Mon esprit rationnel se débat, cherche une explication. J'ai dû le voir sans m'en rendre compte pendant la séance. Mon inconscient a intégré le détail et l'a restitué dans un rêve. C'est la seule explication logique.

Mais la certitude viscérale, celle qui naît dans les tripes, me crie que ce n'est pas ça. Que la chronologie est inversée. Que le rêve a précédé la réalité. Que Liam, d'une manière que je ne peux même pas commencer à comprendre, a déposé cet objet ici pour que je fasse le lien.

Je serre le bouton dans mon poing si fort que la nacre menace de me couper la peau.

C'est un message. Une preuve. Une empreinte laissée délibérément.

Il ne se contente pas de jouer avec mes peurs dans le cadre des séances. Il étend son jeu dans ma vie, dans mes nuits, dans la texture même de ma réalité.

Je me précipite vers mon ordinateur, ouvrant frénétiquement mon agenda. Son prochain rendez-vous est dans cinq jours. Cinq jours. Cela me semble à la fois une éternité et un délai beaucoup trop court.

Je dois comprendre. Je dois enquêter. Je ne peux plus rester assise à attendre qu'il tende son prochain piège.

Mais enquêter sur quoi ? Sur un bouton de nacre ? Sur des rêves ? Je n'ai rien de concret.

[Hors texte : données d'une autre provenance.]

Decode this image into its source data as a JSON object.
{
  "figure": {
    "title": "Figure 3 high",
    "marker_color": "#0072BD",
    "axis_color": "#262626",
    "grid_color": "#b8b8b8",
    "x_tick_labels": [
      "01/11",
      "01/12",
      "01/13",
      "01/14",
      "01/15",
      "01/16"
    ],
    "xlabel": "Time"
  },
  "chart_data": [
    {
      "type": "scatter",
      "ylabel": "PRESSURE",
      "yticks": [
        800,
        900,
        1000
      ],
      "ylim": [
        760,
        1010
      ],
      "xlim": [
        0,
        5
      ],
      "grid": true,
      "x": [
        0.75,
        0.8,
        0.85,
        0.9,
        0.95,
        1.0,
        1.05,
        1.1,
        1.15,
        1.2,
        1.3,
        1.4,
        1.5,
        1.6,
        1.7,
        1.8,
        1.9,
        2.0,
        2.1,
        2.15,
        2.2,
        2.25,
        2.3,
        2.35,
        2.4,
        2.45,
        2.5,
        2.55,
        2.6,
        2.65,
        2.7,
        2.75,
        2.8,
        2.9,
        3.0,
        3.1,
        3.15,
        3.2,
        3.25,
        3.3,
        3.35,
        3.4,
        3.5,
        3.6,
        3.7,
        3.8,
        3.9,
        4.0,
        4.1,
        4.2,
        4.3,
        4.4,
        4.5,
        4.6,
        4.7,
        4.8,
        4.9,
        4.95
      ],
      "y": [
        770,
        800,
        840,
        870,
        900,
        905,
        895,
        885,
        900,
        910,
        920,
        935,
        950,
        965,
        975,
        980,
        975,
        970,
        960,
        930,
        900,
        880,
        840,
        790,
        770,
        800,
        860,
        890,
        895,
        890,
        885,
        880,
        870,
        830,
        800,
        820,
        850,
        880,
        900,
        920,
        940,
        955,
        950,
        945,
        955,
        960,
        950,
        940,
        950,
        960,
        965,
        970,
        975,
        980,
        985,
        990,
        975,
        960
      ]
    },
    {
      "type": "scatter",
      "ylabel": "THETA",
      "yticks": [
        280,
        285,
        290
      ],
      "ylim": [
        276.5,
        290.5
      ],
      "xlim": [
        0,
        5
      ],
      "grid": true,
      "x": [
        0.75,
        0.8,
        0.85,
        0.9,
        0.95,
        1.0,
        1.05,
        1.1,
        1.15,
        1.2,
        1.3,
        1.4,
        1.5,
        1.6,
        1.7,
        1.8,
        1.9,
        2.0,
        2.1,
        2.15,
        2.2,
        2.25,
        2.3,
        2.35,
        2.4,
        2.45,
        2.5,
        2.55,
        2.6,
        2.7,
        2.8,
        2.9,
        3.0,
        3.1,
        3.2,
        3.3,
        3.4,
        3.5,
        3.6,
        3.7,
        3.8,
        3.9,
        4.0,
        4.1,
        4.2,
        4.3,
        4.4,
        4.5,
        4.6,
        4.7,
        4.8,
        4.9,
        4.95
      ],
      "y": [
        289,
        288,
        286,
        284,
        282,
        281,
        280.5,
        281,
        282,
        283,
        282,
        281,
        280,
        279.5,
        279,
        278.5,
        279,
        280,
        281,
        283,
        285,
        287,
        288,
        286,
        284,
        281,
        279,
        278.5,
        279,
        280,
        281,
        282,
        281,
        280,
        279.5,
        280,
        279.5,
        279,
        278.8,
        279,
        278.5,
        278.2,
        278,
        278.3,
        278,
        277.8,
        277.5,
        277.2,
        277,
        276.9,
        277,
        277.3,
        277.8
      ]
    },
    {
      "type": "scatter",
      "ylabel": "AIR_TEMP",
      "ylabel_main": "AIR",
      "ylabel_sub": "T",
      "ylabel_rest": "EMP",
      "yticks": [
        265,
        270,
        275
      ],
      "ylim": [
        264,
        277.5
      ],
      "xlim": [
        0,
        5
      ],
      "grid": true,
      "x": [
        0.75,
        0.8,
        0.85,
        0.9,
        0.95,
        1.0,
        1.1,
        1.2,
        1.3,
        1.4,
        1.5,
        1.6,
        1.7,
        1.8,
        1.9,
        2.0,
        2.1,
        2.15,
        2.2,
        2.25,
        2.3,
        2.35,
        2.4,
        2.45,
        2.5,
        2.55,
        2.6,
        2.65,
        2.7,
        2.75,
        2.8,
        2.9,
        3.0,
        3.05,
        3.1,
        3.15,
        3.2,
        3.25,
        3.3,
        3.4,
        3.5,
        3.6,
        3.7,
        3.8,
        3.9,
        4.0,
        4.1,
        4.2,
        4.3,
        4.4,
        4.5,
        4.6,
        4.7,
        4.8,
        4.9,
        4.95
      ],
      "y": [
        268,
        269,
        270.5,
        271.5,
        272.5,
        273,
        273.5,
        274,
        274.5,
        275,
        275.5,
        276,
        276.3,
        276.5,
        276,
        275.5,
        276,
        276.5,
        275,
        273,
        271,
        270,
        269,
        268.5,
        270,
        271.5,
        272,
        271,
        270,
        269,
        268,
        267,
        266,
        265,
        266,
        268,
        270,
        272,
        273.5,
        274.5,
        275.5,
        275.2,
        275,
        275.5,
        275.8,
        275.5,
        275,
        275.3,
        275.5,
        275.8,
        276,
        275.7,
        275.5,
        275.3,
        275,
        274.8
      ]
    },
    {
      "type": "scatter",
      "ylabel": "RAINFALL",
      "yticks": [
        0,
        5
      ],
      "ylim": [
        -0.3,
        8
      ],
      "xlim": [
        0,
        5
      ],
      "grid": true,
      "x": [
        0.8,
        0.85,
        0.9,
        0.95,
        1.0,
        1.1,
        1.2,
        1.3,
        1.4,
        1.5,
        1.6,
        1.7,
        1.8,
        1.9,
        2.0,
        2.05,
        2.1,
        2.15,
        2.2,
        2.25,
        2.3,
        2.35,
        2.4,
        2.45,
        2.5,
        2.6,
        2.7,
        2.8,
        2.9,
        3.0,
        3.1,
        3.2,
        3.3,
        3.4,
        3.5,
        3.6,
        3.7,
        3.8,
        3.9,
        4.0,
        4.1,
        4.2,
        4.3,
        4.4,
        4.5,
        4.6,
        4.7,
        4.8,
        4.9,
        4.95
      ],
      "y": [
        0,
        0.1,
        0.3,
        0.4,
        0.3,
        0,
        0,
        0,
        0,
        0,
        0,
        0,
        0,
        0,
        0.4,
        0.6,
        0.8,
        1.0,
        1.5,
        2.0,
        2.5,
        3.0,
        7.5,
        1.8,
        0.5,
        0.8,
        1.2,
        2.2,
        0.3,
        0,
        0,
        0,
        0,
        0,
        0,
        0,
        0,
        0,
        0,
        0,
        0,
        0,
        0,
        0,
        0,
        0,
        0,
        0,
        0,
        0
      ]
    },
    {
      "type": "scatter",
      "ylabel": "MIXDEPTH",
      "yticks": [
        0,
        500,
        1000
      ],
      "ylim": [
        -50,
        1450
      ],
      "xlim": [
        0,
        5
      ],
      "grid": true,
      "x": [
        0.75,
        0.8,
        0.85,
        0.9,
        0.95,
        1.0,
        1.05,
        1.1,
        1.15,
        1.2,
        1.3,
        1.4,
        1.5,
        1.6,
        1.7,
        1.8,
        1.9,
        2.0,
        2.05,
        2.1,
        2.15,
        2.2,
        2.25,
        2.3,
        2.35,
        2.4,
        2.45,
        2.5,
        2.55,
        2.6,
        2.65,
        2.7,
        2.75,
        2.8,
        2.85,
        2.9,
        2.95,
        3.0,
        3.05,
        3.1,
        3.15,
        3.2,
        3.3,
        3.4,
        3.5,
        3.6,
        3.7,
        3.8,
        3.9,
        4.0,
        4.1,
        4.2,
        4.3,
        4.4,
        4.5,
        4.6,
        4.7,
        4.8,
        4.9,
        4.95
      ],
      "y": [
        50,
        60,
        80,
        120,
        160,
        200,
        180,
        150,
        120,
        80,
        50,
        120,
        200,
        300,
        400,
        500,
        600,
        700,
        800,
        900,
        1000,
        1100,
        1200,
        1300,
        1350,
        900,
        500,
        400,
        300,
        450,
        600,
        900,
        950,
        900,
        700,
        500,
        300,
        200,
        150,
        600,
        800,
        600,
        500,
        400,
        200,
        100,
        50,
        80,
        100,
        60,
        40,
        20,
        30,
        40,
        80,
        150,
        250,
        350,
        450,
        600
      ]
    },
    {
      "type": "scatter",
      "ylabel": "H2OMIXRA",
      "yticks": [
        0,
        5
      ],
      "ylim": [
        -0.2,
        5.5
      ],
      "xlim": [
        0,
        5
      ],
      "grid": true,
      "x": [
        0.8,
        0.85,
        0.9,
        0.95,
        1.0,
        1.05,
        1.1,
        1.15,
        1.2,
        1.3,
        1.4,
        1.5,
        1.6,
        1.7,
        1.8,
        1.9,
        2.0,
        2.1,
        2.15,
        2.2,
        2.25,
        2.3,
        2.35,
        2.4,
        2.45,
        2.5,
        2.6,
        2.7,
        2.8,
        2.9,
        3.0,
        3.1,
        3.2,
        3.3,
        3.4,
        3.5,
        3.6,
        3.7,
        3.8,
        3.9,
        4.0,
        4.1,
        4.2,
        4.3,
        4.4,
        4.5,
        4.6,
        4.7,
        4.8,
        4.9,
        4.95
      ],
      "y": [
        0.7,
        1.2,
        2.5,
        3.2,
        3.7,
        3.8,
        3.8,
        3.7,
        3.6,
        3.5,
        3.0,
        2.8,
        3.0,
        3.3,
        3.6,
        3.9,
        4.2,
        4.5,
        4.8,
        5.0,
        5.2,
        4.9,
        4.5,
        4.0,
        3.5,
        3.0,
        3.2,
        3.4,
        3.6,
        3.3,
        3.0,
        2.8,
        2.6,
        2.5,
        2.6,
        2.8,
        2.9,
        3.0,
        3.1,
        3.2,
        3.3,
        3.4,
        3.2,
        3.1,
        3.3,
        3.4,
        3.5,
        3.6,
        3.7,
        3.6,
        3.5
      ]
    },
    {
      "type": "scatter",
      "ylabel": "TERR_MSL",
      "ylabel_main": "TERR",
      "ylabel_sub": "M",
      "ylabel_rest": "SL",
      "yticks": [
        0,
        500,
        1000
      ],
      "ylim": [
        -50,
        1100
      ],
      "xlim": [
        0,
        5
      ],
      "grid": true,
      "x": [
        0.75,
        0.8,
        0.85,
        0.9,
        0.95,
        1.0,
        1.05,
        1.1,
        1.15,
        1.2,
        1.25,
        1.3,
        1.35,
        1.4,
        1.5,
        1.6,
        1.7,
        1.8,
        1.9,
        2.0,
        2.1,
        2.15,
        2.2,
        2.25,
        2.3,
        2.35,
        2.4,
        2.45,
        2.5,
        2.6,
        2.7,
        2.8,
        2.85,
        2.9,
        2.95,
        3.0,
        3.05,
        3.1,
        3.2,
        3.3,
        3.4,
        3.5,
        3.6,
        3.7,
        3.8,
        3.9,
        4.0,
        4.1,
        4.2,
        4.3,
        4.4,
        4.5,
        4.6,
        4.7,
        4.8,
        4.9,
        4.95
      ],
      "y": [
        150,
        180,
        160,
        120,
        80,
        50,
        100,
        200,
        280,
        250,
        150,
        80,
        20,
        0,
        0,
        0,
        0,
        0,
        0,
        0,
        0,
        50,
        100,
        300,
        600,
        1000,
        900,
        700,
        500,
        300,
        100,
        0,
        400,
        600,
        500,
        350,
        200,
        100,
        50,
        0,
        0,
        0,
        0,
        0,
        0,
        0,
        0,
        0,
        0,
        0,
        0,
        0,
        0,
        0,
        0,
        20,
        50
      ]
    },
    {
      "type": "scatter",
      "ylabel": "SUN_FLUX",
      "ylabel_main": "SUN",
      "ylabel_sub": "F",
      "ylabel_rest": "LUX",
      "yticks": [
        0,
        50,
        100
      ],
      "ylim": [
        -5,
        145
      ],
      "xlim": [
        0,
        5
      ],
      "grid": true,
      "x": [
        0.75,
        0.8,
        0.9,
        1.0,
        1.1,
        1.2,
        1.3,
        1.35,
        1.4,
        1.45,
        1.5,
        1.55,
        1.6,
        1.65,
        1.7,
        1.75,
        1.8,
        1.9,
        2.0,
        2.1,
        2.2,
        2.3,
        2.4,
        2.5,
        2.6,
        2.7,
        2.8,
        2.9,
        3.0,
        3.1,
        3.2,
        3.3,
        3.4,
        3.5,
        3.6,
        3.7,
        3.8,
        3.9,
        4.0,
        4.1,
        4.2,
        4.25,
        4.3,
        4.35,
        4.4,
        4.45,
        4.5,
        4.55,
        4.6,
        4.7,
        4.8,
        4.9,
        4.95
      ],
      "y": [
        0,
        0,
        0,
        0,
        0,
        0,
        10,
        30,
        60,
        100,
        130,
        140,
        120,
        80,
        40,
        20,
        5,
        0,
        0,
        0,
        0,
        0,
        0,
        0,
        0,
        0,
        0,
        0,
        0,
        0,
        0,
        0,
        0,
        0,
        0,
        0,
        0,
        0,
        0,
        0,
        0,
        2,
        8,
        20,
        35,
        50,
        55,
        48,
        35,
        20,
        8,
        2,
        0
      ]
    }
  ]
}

Rien que je puisse expliquer à quiconque sans passer pour une folle.

Je regarde le petit objet inoffensif posé sur mon bureau. Il semble irradier une énergie malsaine.

Liam ne m'a pas seulement devancée. Il a imprégné mon subconscient. Il a semé une graine dans mon esprit, et je l'ai laissée germer.

Je prends une décision soudaine, impulsive.

Je vais le suivre. Je vais découvrir qui il est vraiment en dehors de ce cabinet.

C'est contraire à toute éthique, à toute déontologie. C'est dangereux. C'est probablement exactement ce qu'il veut.

Mais je n'ai plus le choix. La peur a cédé la place à une détermination glacée.

Il veut jouer ? Très bien. Nous allons jouer.

Mais plus selon ses règles.

Je range le bouton dans un petit sachet en plastique , une preuve, peut-être, même si je ne sais pas de quoi et je le glisse au fond de mon sac.

En quittant le cabinet, je jette un dernier regard à la deuxième chaise.

La partie vient de changer de nature. La chasse est ouverte.

Et pour la première fois, je me demande qui, de lui ou de moi, est vraiment le prédateur.